Light FM Melbourne has been hit with a 300% increase in its electricity rate in a new contract struck this month.

Radio broadcasters are big energy users and the Light FM case will ring alarm bells for many stations.

The station’s power bill will jump from the previously locked-in three year rate of $12,300 per year to a rate of $34,100, renegotiable each year.

“We have been negotiating for the past month,” Light FM’s CEO Jarrod Graetz told radioinfo.

The issue of power prices is a political one, with the station’s rate negotiations falling at a time governments are privatising power stations and passing the buck on rising energy prices. In Victoria, the Hazelwood power station will close today.

“The suppliers and the brokers have given us various reasons for the price hike. The Hazlewood Power Station shut down is one reason they gave us.

“Another reason we were told is because of the instability in the energy network in Australia at the moment. It’s a triple wammy, we were negotiating in the same month as Hazlewood, there’s been a very hot summer and there’s pricing instability. We seem to be caught in middle,” said Graetz.

Light FM used a broker to get about a dozen quotes, which ranged from $34K to over $40K, then negotiated directly with the cheapest supplier.

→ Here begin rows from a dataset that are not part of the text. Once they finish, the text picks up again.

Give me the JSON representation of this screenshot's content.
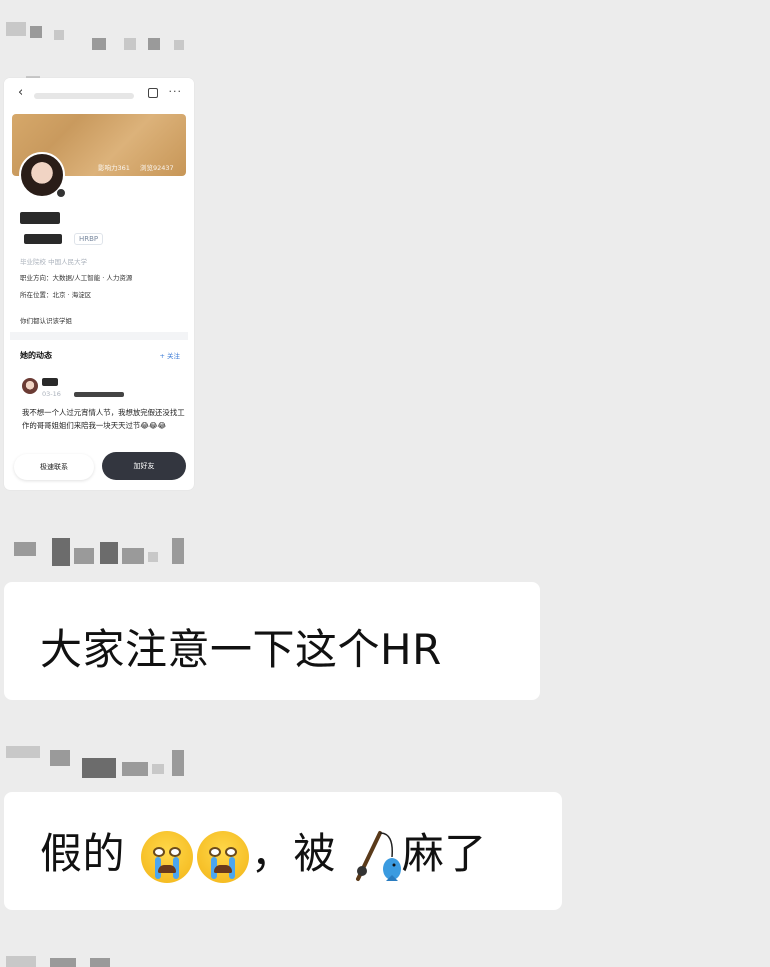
{
  "chat": {
    "messages": [
      {
        "type": "screenshot"
      },
      {
        "type": "text",
        "text": "大家注意一下这个HR"
      },
      {
        "type": "text",
        "text_before": "假的",
        "emoji": [
          "crying-face",
          "crying-face"
        ],
        "text_mid": "，被",
        "emoji2": "fishing-pole-fish",
        "text_after": "麻了"
      }
    ]
  },
  "profile_screenshot": {
    "stats": {
      "influence": "影响力361",
      "fans": "浏览92437"
    },
    "title_badge": "HRBP",
    "school_line": "毕业院校 中国人民大学",
    "direction": "职业方向：大数据/人工智能 · 人力资源",
    "location": "所在位置：北京 · 海淀区",
    "mutual": "你们都认识该学姐",
    "feed_title": "她的动态",
    "follow": "+ 关注",
    "post_date": "03-16",
    "post_text": "我不想一个人过元宵情人节，我想放完假还没找工作的哥哥姐姐们来陪我一块天天过节😂😂😂",
    "btn_contact": "极速联系",
    "btn_add": "加好友"
  },
  "colors": {
    "background": "#ececec",
    "bubble": "#ffffff",
    "button_dark": "#33363f",
    "accent_blue": "#3b7bd6"
  }
}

The costs are for the stations’s studio power usage. Transmitter power was not a current issue for the station, but could be in the future. “Our transmission is contracted to a transmission operator so that has not hit us yet, but it could in the future.”

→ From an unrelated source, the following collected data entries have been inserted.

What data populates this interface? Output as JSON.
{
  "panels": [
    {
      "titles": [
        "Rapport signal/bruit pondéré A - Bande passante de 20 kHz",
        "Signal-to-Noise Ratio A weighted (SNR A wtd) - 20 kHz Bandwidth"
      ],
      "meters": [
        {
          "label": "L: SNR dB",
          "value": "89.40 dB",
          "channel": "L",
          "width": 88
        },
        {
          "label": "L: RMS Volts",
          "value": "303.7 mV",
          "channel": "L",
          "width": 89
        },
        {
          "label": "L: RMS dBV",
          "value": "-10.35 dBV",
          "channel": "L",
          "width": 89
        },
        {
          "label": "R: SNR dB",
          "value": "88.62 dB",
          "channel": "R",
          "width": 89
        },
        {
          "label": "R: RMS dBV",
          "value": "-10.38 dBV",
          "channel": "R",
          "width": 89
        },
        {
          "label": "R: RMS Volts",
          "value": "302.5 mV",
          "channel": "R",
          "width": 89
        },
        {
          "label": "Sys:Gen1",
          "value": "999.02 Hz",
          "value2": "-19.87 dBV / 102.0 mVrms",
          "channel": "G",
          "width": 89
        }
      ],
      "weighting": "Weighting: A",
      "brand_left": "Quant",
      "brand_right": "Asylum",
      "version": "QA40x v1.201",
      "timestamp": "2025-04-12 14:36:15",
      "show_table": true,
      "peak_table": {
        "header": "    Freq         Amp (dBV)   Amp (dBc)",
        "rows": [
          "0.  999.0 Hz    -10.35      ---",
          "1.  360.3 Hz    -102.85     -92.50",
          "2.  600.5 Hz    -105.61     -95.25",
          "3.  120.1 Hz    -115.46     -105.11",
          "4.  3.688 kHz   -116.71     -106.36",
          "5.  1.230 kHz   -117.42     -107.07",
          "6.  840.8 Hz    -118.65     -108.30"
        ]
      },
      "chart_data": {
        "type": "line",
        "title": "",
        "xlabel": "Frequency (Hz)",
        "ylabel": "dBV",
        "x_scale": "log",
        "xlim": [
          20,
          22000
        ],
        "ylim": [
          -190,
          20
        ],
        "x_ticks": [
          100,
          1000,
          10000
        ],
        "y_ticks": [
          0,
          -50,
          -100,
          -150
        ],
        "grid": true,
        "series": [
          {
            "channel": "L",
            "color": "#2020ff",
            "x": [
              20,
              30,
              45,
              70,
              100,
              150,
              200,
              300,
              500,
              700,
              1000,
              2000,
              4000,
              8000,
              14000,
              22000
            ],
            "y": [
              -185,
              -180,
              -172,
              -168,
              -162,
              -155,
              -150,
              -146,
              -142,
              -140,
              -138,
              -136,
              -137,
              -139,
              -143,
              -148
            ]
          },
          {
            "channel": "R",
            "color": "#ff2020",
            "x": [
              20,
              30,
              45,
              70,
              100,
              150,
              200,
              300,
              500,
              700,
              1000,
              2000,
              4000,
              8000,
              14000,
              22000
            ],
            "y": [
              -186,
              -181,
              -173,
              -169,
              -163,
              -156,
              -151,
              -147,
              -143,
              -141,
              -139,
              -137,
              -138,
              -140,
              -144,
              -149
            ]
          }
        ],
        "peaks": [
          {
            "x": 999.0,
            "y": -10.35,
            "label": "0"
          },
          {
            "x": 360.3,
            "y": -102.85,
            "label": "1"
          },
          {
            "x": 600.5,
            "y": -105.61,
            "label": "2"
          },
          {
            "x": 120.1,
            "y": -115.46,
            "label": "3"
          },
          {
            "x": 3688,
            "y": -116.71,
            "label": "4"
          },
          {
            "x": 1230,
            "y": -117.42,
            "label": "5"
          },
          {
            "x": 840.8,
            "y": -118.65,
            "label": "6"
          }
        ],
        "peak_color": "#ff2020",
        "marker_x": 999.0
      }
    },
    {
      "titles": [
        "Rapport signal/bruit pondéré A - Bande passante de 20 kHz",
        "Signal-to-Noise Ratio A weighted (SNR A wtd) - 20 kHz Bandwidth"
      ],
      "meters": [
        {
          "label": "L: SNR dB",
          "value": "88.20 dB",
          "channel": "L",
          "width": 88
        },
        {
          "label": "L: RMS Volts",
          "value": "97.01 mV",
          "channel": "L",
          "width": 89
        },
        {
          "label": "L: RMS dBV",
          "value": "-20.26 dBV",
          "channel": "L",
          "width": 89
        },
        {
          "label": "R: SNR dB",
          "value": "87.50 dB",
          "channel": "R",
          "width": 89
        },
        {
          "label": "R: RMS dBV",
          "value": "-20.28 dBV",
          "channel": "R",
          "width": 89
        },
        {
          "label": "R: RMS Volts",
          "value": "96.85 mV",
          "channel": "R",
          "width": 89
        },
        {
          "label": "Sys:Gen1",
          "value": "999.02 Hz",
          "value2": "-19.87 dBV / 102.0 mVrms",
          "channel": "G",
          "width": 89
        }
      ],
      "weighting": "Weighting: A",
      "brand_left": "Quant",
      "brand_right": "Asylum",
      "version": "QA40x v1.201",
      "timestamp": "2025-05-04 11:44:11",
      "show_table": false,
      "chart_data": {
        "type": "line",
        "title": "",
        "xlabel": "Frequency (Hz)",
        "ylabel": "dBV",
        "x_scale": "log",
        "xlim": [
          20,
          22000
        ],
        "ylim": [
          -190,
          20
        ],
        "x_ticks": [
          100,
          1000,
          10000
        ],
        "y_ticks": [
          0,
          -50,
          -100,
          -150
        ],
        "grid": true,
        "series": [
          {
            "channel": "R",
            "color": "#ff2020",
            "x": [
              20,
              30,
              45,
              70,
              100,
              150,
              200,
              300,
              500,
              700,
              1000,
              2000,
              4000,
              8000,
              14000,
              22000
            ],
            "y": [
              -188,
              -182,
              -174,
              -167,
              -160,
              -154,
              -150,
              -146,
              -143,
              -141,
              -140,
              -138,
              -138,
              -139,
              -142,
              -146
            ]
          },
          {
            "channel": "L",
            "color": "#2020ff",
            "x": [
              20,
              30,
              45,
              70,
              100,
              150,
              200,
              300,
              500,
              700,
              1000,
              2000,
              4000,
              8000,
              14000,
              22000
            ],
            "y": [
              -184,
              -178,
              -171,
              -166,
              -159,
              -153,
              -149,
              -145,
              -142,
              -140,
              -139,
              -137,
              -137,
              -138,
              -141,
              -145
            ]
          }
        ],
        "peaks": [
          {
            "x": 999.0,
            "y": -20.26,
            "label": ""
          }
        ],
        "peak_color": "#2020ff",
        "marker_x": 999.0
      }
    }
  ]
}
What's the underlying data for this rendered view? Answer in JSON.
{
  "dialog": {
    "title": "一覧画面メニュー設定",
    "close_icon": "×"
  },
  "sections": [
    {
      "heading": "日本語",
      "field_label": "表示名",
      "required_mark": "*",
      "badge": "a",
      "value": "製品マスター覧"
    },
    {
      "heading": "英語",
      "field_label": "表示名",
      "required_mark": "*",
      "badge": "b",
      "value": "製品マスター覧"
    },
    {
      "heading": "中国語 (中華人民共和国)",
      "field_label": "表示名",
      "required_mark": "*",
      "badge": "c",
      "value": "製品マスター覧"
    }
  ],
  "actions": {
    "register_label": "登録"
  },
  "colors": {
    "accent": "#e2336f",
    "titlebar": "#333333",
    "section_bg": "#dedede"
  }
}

Light FM’s previous kW hours were costing between two and a half cents in off peak times to four and a half cents in peak hours. Now the cost will be nine and a half to eighteen and a half cents.

Graetz says he has learned a lot about electricity pricing from the experience.

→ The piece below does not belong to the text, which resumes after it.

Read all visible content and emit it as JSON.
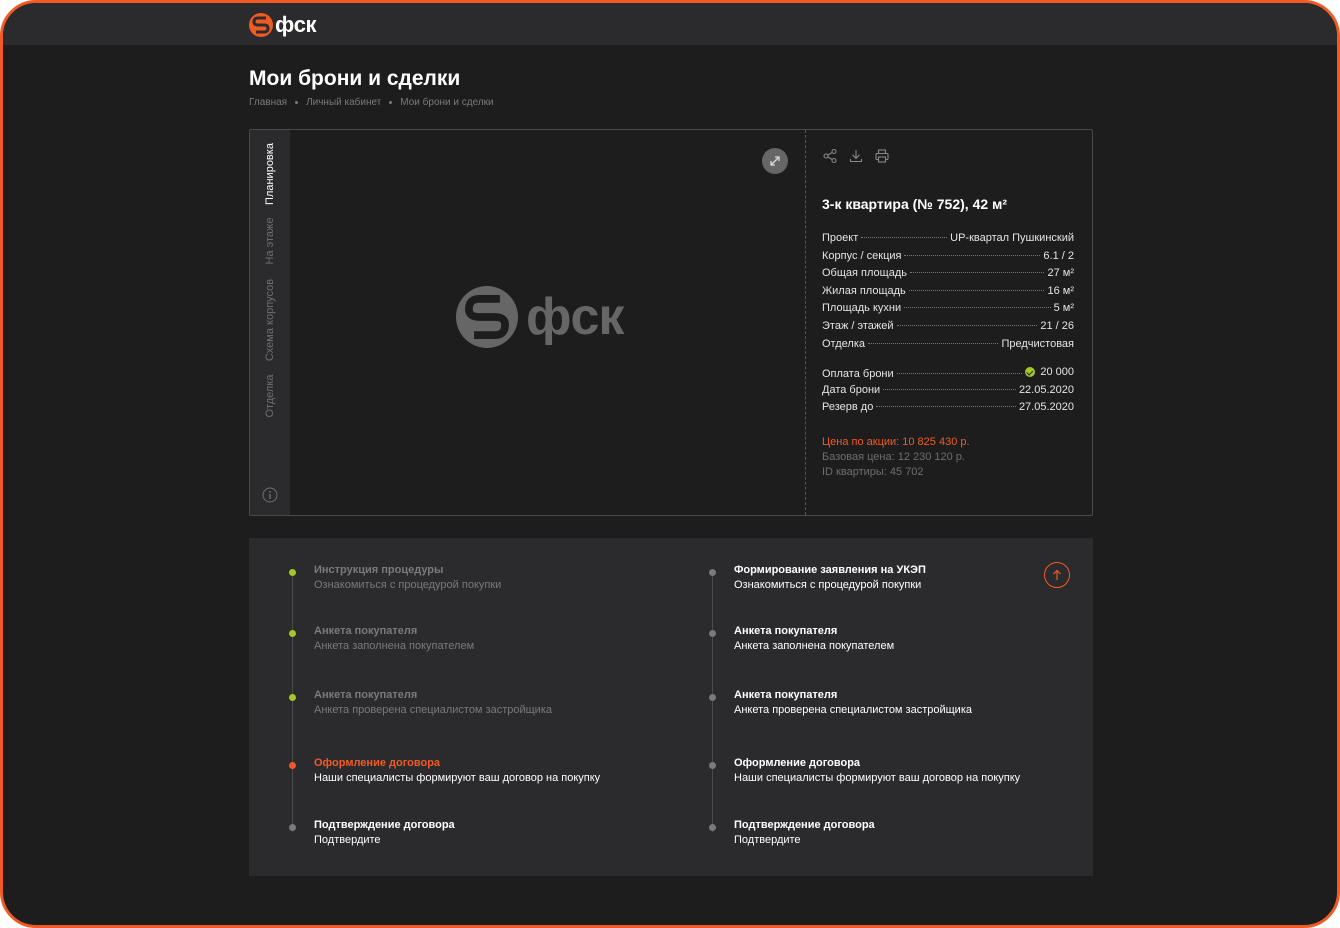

“We are not on an SME rate, we negotiate directly. If you are a home user your consumption might be too small to move you into a negotiated rate, but a radio station uses enough electricity to move it into the range where price is negotiable. Negotiating is usually better than a fixed domestic level rate.

“We spoke to experts, retailers and brokers, we started digging into it to work out the best way to get a good rate. Prices are moving quickly, if we had locked in last month we would have paid 24K, now, 4 weeks later we are paying 34K. I would advise anyone in a similar position to lock in quickly, rates are changing fast.

“What we’ve been told is, until stability returns to the energy sector, there is no stopping prices skyrocketing.”

What are the implications for the station’s budget?

“We are a not for profit operation, on a calendar year budget, the majority of our funds are donated. Of course we will have to prioritise electricity over other things to stay on air, so it will take money away from our other initiatives unfortunately.

“Anyone coming up on a new contract will be faced with the same situation. I think we will need industry and government intervention on all levels to stabilise this,” said Graetz.